SuaraSurakarta.id - Sejumlah kerabat Keraton Kasunanan Surakarta mulai adik Raja Pakubowono (PB) XIII, GKR Koes Moertiyah Wandansari, berziarah ke makam raja-raja Mataram di Imogiri, Bantul, Minggu (14/2/2021).
Ziarah itu dilakukan sehari setelah Gusti Moeng dan sejumlah kerabat, termasuk putri sang raha GKR Timoer Rumbai tebebas dari tragedi terkurung di keraton selama tiga hari dua malam.

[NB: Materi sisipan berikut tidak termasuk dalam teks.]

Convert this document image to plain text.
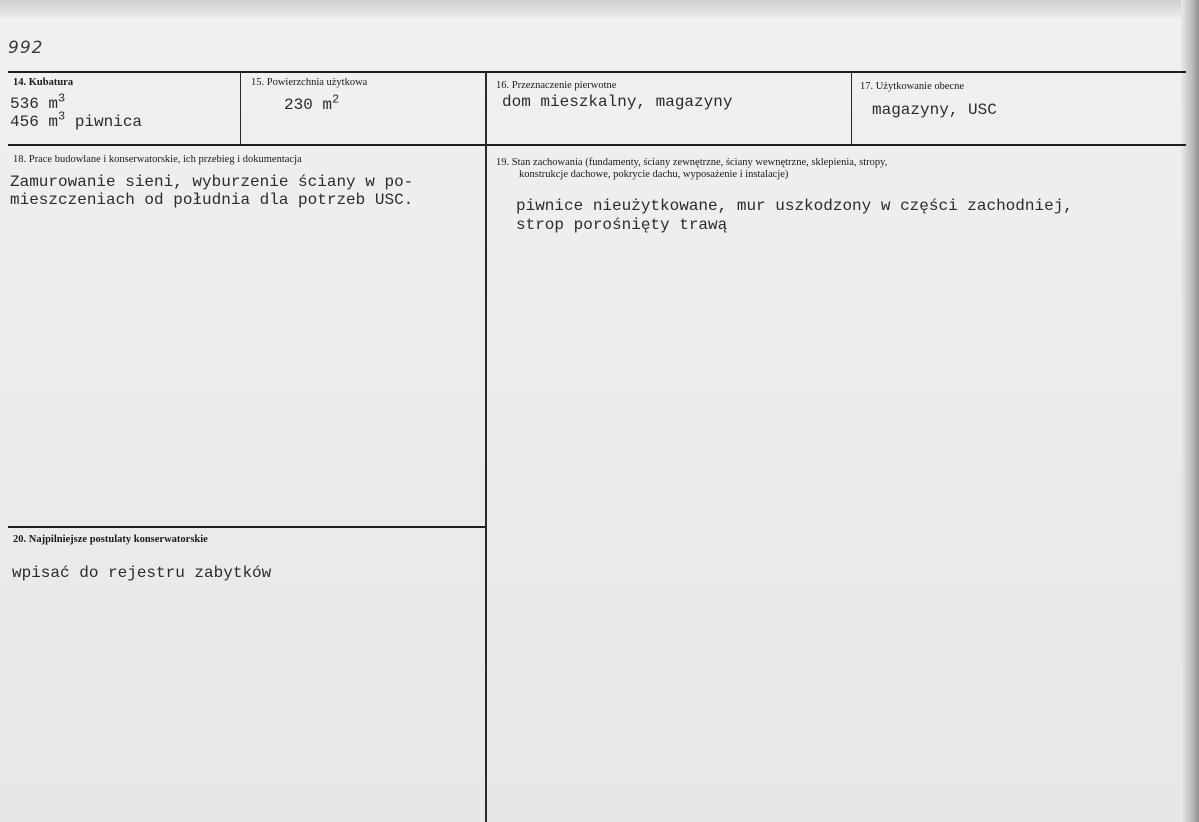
992
14. Kubatura
536 $m^3$
456 $m^3$ piwnica
15. Powierzchnia użytkowa
230 $m^2$
16. Przeznaczenie pierwotne
dom mieszkalny, magazyny
17. Użytkowanie obecne
magazyny, USC
18. Prace budowlane i konserwatorskie, ich przebieg i dokumentacja
Zamurowanie sieni, wyburzenie ściany w po-
mieszczeniach od południa dla potrzeb USC.
19. Stan zachowania (fundamenty, ściany zewnętrzne, ściany wewnętrzne, sklepienia, stropy,
konstrukcje dachowe, pokrycie dachu, wyposażenie i instalacje)
piwnice nieużytkowane, mur uszkodzony w części zachodniej,
strop porośnięty trawą
20. Najpilniejsze postulaty konserwatorskie
wpisać do rejestru zabytków
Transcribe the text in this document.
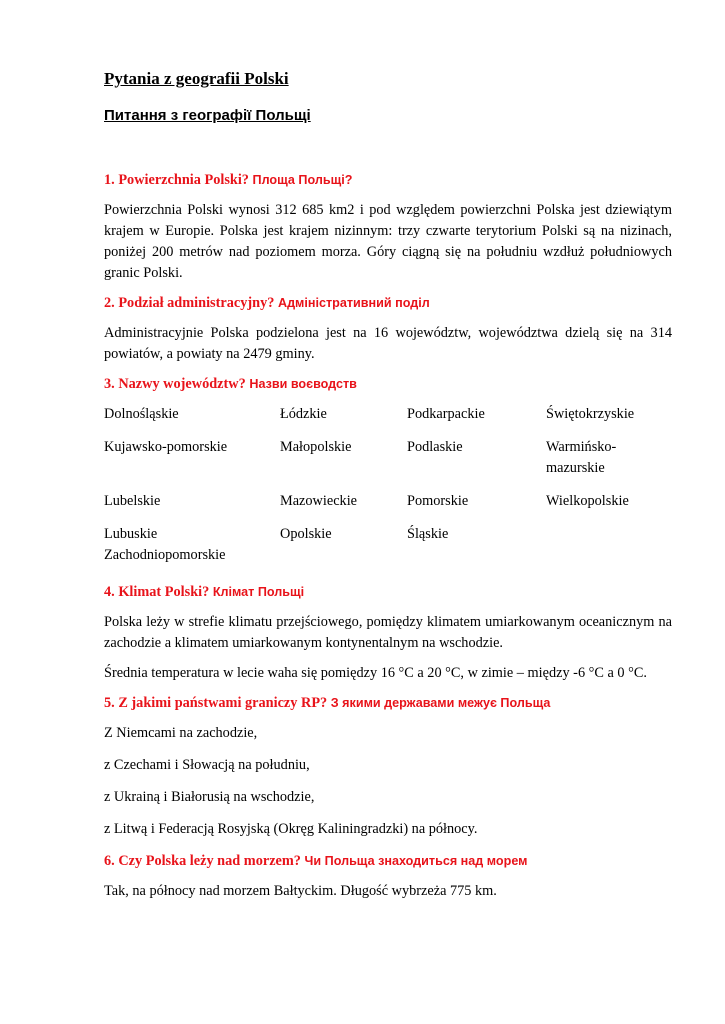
Pytania z geografii Polski

Питання з географії Польщі

1. Powierzchnia Polski? Площа Польщі?

Powierzchnia Polski wynosi 312 685 km2 i pod względem powierzchni Polska jest dziewiątym krajem w Europie. Polska jest krajem nizinnym: trzy czwarte terytorium Polski są na nizinach, poniżej 200 metrów nad poziomem morza. Góry ciągną się na południu wzdłuż południowych granic Polski.

2. Podział administracyjny? Адміністративний поділ

Administracyjnie Polska podzielona jest na 16 województw, województwa dzielą się na 314 powiatów, a powiaty na 2479 gminy.

3. Nazwy województw? Назви воєводств
Dolnośląskie	Łódzkie	Podkarpackie	Świętokrzyskie
Kujawsko-pomorskie	Małopolskie	Podlaskie	Warmińsko-mazurskie
Lubelskie	Mazowieckie	Pomorskie	Wielkopolskie
Lubuskie Zachodniopomorskie	Opolskie	Śląskie	
4. Klimat Polski? Клімат Польщі

Polska leży w strefie klimatu przejściowego, pomiędzy klimatem umiarkowanym oceanicznym na zachodzie a klimatem umiarkowanym kontynentalnym na wschodzie.

Średnia temperatura w lecie waha się pomiędzy 16 °C a 20 °C, w zimie – między -6 °C a 0 °C.

5. Z jakimi państwami graniczy RP? З якими державами межує Польща

Z Niemcami na zachodzie,

z Czechami i Słowacją na południu,

z Ukrainą i Białorusią na wschodzie,

z Litwą i Federacją Rosyjską (Okręg Kaliningradzki) na północy.

6. Czy Polska leży nad morzem? Чи Польща знаходиться над морем

Tak, na północy nad morzem Bałtyckim. Długość wybrzeża 775 km.
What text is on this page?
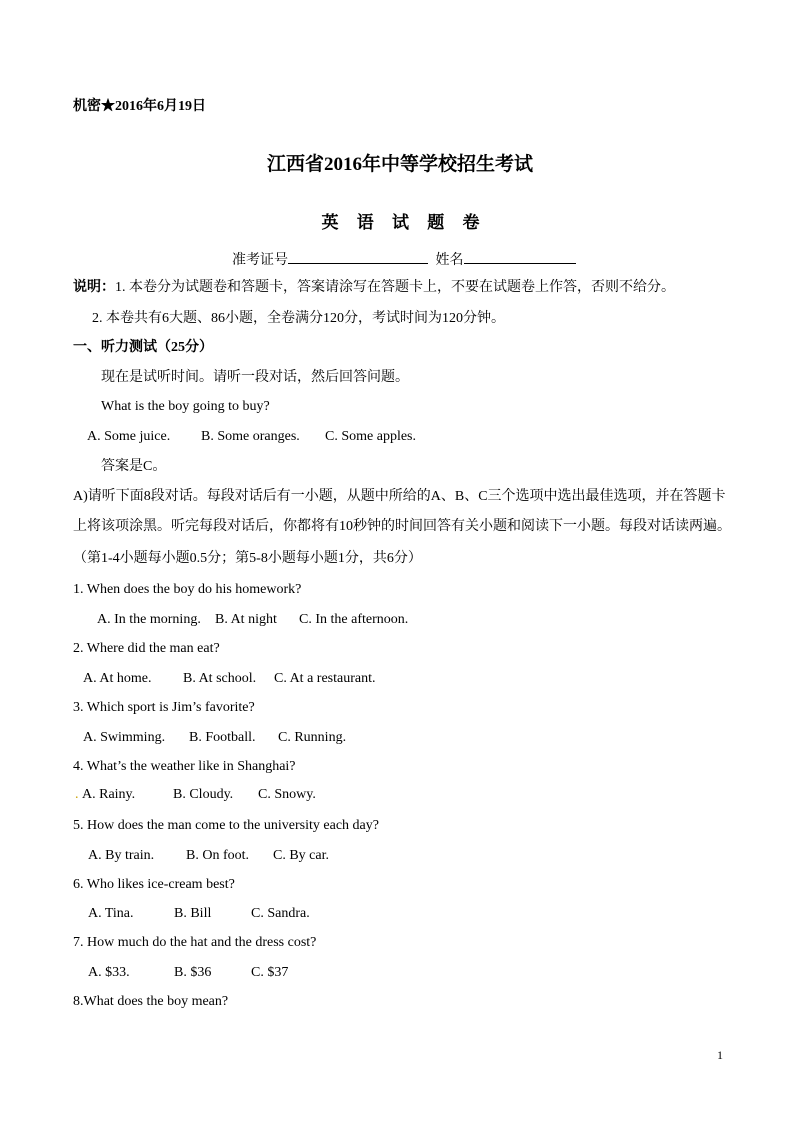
机密★2016年6月19日
江西省2016年中等学校招生考试
英 语 试 题 卷
准考证号	姓名
说明：1. 本卷分为试题卷和答题卡，答案请涂写在答题卡上，不要在试题卷上作答，否则不给分。
2. 本卷共有6大题、86小题，全卷满分120分，考试时间为120分钟。
一、听力测试（25分）
现在是试听时间。请听一段对话，然后回答问题。
What is the boy going to buy?
A. Some juice. B. Some oranges. C. Some apples.
答案是C。
A)请听下面8段对话。每段对话后有一小题，从题中所给的A、B、C三个选项中选出最佳选项，并在答题卡
上将该项涂黑。听完每段对话后，你都将有10秒钟的时间回答有关小题和阅读下一小题。每段对话读两遍。
（第1-4小题每小题0.5分；第5-8小题每小题1分，共6分）
1. When does the boy do his homework?
A. In the morning. B. At night C. In the afternoon.
2. Where did the man eat?
A. At home. B. At school. C. At a restaurant.
3. Which sport is Jim’s favorite?
A. Swimming. B. Football. C. Running.
4. What’s the weather like in Shanghai?
. A. Rainy.	B. Cloudy. C. Snowy.
5. How does the man come to the university each day?
A. By train. B. On foot. C. By car.
6. Who likes ice-cream best?
A. Tina.	B. Bill	C. Sandra.
7. How much do the hat and the dress cost?
A. $33.	B. $36	C. $37
8.What does the boy mean?
1
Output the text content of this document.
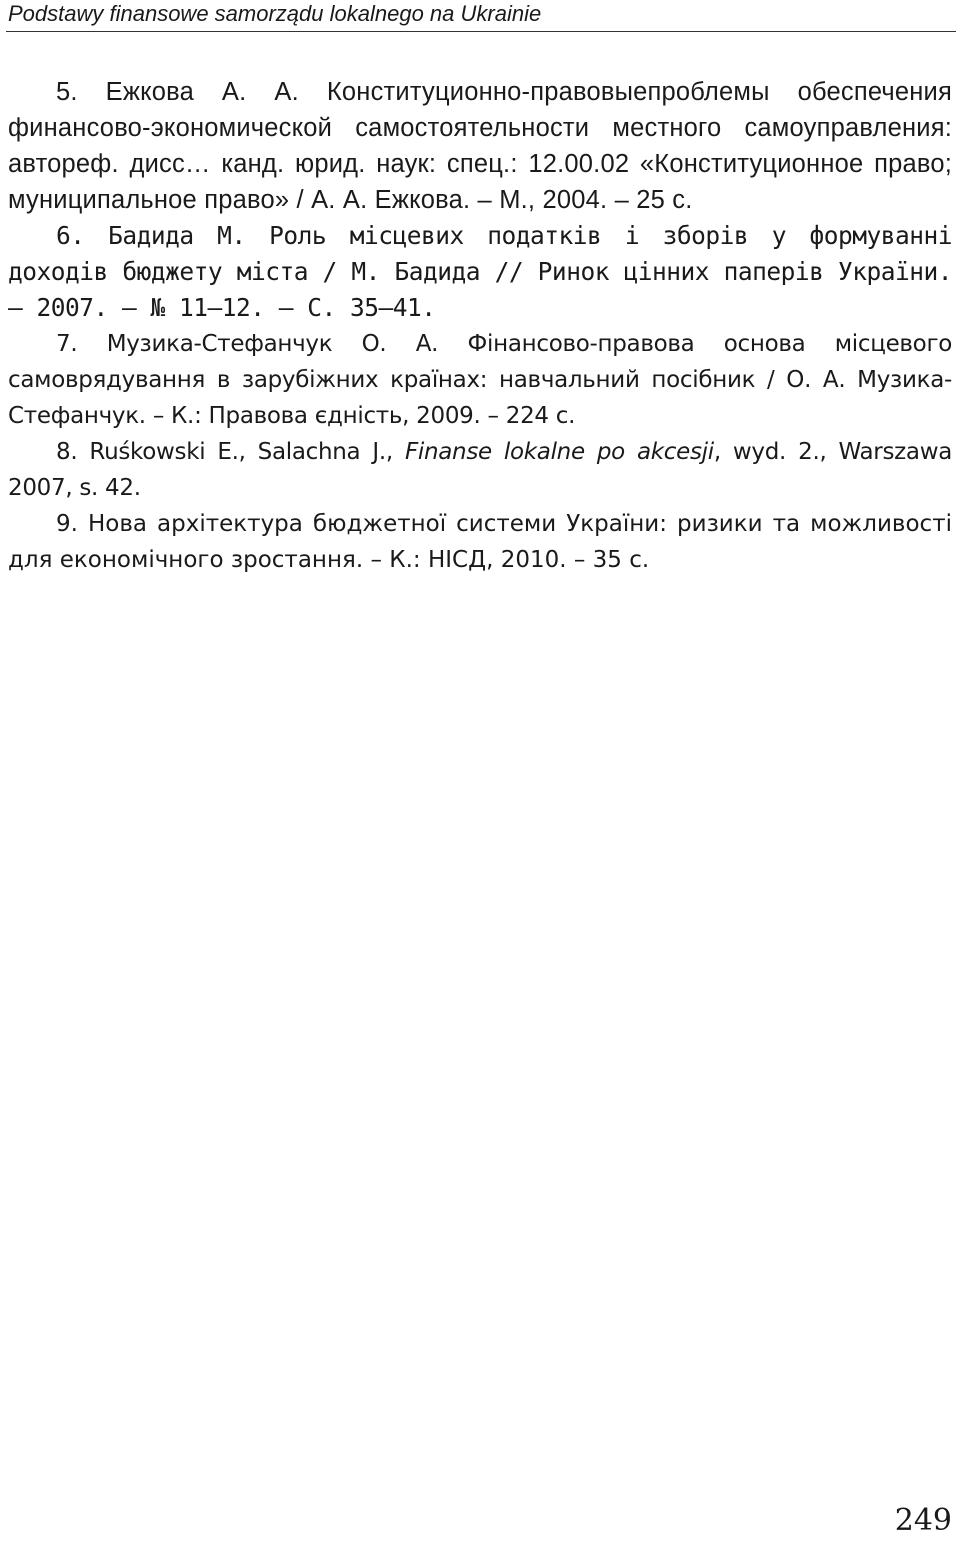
Podstawy finansowe samorządu lokalnego na Ukrainie

5. Ежкова А. А. Конституционно-правовыепроблемы обеспечения финансово-экономической самостоятельности местного самоуправления: автореф. дисс… канд. юрид. наук: спец.: 12.00.02 «Конституционное право; муниципальное право» / А. А. Ежкова. – М., 2004. – 25 с.

6. Бадида М. Роль місцевих податків і зборів у формуванні доходів бюджету міста / М. Бадида // Ринок цінних паперів України. – 2007. – № 11–12. – С. 35–41.

7. Музика-Стефанчук О. А. Фінансово-правова основа місцевого самоврядування в зарубіжних країнах: навчальний посібник / О. А. Музика-Стефанчук. – К.: Правова єдність, 2009. – 224 с.

8. Ruśkowski E., Salachna J., Finanse lokalne po akcesji, wyd. 2., Warszawa 2007, s. 42.

9. Нова архітектура бюджетної системи України: ризики та можливості для економічного зростання. – К.: НІСД, 2010. – 35 с.

249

“Saya bersama sentana dan abdi dalem berziarah ke makam para leluhur. Saya berdoa agar aktivitas budaya keraton dapat terus berjalan, rukun, dan damai. Lalu, semoga dijauhkan dari bahaya serta orang-orang tidak berkepentingan yang mengaku utusan raja. Orang-orang itu justru memperkeruh suasan keraton dan menghambat perdamaian,” kata Gusti Moeng.
Gusti Moeng memaparkan, ziarah ke makam leluhur dilakukan sekaligus untuk memohon kepada Tuhan agar kondisi Keraton Surakarta segera membaik.
Baca Juga:Geger Keraton Solo, GKR Rumbai: Tidak Mungkin Kami Mengurung Diri
Ia memiliki mengambil hikmah dari kejadian tersebut. Meskipun harus tidur beralaskan tikar dan makan dedaunan, Gusti Moeng dapat mengetahui kondisi di dalam Keraton Solo seusai diusir pada 2017 lalu.
Ia menyebut kondisi dalam keraton sangat memprihatinkan, bangunan cagar budaya rusak tidak terawat. Gusti Moeng mendokumentasikan seluruh kondisi keraton itu.
Sebelumnya, Gusti Moeng terkurung di dalam keraton bersama GKR Timoer Rumbai Kusuma Dewayani yang merupakan putri kandung PB XIII, dua abdi dalem penari, dan seorang sentono dalem.
Usai pengusiran 2017 lalu, Gusti Moeng dan para gusti lain tidak dapat masuk ke keraton karena tak memperoleh izin dari Sinuhun PB XIII. Hal itu membuat aktivitas adat dan budaya keraton tidak berjalan semestinya. Hal itu juga dikarenakan tertutupnya akses abdi dalem dan abdi dalem garap.
“Kegiatan pengembangan budaya dan penelitian di Sasana Pustaka juga berhenti. Kondisi dokumen, naskah, budaya, warisan leluhur kami tidak tahu,” papar dia.
Baca Juga:Konflik Keraton Solo, Gusti Moeng: Kami Ingin Menyelamatkan Sinuhun
Ia berharap polemik keraton segera berakhir karena sangat berdampak pada pengembangan budaya jawa. Polemik itu menjadi kerugian masyarakat adat dan seluruh warga Indonesia.